Banchory Academy is a secondary school serving Banchory, Scotland and surroundings, including the neighbouring communities of Raemoir, Crathes, Strachan, Drumoak, Durris, Inchmarlo and Glassel. The current school roll is around 800 pupils.

==Rector==

Banchory Academy's current rector is Judith Wight.

==Academic performance==
Banchory Academy regularly ranks amongst the top 25 state schools in Scotland, performing consistently well in SQA examinations. In 2019, Banchory Academy was ranked as the highest performing state school in Aberdeenshire and the 12th highest performing state secondary school in Scotland, with 62% of Banchory Academy pupils obtaining at least 5 SCQF level 6 awards.

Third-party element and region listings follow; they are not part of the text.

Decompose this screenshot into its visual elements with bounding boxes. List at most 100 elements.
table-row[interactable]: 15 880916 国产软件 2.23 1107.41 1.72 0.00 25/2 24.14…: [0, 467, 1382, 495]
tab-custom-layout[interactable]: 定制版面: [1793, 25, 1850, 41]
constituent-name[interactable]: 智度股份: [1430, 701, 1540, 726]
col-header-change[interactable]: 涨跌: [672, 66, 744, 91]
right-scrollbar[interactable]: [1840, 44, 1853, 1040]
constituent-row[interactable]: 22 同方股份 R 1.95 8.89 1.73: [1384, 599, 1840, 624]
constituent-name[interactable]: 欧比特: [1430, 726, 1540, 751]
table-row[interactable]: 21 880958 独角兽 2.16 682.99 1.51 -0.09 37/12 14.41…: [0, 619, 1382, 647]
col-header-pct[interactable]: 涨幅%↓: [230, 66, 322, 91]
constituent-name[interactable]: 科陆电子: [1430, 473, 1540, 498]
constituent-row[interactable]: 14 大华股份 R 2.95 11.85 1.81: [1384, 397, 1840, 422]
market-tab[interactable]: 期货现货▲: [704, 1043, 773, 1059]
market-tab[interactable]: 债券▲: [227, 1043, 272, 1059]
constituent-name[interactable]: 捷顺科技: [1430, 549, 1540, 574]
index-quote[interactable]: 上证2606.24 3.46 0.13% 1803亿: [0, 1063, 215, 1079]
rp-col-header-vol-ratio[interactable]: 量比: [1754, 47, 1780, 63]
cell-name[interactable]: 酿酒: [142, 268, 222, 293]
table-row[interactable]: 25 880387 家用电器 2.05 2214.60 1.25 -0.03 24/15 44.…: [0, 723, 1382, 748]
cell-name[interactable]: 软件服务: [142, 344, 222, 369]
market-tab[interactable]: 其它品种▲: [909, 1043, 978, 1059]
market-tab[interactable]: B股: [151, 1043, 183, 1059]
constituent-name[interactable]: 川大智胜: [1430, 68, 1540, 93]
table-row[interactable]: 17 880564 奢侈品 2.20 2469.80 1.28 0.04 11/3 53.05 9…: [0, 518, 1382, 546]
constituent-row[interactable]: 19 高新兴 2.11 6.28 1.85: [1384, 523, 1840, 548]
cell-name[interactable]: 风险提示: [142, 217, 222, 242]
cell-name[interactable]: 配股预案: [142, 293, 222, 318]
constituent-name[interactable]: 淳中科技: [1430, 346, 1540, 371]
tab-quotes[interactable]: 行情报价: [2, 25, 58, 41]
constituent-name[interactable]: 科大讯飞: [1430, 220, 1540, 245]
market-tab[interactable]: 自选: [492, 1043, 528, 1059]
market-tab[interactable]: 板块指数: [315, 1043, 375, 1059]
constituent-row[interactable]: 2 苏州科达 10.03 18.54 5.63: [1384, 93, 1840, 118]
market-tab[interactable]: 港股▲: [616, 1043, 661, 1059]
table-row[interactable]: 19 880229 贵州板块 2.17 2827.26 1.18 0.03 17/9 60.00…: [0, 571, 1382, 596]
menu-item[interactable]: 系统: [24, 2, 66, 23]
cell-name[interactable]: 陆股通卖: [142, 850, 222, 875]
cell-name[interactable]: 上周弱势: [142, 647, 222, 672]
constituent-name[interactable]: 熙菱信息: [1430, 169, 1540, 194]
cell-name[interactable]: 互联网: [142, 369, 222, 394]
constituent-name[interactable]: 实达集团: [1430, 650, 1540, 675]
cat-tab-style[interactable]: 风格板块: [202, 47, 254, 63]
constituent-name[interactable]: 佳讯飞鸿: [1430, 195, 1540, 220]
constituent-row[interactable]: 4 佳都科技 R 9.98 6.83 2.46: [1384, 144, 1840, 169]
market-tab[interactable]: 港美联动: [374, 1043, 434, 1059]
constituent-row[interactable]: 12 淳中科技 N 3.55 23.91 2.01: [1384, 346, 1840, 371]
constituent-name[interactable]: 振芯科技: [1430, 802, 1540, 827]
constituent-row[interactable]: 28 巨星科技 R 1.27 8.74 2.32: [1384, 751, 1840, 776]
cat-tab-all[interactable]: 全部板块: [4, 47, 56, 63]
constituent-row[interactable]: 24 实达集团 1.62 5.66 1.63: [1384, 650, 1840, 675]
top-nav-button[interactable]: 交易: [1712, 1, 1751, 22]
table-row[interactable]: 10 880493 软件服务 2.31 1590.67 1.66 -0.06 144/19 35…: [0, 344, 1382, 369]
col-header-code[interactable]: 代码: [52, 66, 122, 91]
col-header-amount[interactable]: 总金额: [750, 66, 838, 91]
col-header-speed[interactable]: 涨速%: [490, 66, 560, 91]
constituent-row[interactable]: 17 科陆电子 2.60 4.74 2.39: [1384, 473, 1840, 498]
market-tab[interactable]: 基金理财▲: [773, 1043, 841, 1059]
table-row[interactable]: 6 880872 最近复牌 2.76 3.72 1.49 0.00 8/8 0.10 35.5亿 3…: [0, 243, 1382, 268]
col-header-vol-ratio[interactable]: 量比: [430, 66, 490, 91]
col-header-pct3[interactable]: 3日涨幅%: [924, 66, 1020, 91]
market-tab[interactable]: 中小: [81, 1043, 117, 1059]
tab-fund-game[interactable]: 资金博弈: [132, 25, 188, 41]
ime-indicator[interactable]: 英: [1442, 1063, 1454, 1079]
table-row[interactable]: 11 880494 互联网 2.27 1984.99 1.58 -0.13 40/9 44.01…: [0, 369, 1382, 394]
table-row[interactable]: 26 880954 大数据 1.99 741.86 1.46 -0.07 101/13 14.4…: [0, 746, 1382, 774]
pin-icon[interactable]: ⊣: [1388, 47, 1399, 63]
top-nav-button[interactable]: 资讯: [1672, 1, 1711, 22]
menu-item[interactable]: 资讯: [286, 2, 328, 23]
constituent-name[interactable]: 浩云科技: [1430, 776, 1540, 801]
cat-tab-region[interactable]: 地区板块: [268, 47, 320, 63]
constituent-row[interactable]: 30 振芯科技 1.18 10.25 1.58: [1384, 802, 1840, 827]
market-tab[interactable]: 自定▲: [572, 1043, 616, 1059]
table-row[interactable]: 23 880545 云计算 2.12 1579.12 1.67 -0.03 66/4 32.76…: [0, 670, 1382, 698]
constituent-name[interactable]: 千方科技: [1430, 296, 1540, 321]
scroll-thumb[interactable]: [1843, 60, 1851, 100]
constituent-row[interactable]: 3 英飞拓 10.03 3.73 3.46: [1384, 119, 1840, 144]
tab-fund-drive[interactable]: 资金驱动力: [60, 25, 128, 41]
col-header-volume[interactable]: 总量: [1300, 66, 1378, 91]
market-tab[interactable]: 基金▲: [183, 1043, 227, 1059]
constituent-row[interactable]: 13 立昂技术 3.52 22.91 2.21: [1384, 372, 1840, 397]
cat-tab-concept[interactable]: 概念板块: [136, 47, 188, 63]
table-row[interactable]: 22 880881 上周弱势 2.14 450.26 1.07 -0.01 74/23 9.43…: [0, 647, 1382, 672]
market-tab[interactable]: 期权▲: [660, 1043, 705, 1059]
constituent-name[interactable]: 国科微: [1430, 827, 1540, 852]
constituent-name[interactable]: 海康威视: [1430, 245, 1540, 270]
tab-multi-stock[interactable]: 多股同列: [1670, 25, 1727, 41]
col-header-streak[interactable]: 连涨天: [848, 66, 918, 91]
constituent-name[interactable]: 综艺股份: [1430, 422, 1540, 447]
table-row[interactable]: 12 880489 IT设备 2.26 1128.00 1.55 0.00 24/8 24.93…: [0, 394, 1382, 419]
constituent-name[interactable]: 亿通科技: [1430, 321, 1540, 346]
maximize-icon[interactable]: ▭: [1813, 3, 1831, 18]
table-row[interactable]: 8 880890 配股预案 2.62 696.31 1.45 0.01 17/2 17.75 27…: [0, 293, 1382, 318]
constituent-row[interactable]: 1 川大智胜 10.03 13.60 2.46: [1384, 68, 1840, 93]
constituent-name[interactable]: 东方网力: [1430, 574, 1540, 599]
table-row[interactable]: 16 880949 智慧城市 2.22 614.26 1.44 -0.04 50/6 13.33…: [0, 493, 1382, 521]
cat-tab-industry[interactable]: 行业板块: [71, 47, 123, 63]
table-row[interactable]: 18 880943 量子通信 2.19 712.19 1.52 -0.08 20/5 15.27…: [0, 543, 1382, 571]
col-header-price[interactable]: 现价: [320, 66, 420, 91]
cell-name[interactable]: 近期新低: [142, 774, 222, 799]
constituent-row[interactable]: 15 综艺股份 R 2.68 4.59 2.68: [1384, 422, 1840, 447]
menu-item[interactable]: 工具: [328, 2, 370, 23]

A consistently above average proportion of pupils remain at school for fifth and sixth year to take National 5, Higher and Advanced Higher courses. The HM Inspectors of Education report in 2006 judged school accommodation as being 'weak', noting that it was insufficient for the rising school roll. All other school quality indicators were rated 'good', 'very good' or 'excellent'.

However, since 2019, overall student attainment performance has continued to worsen; this is reflected in a drop in The Times' 2024 school league tables to 48th position across Scotland.

==Banchory Academy in the news==
In 2008 turf lawn was laid in the sixth year common room.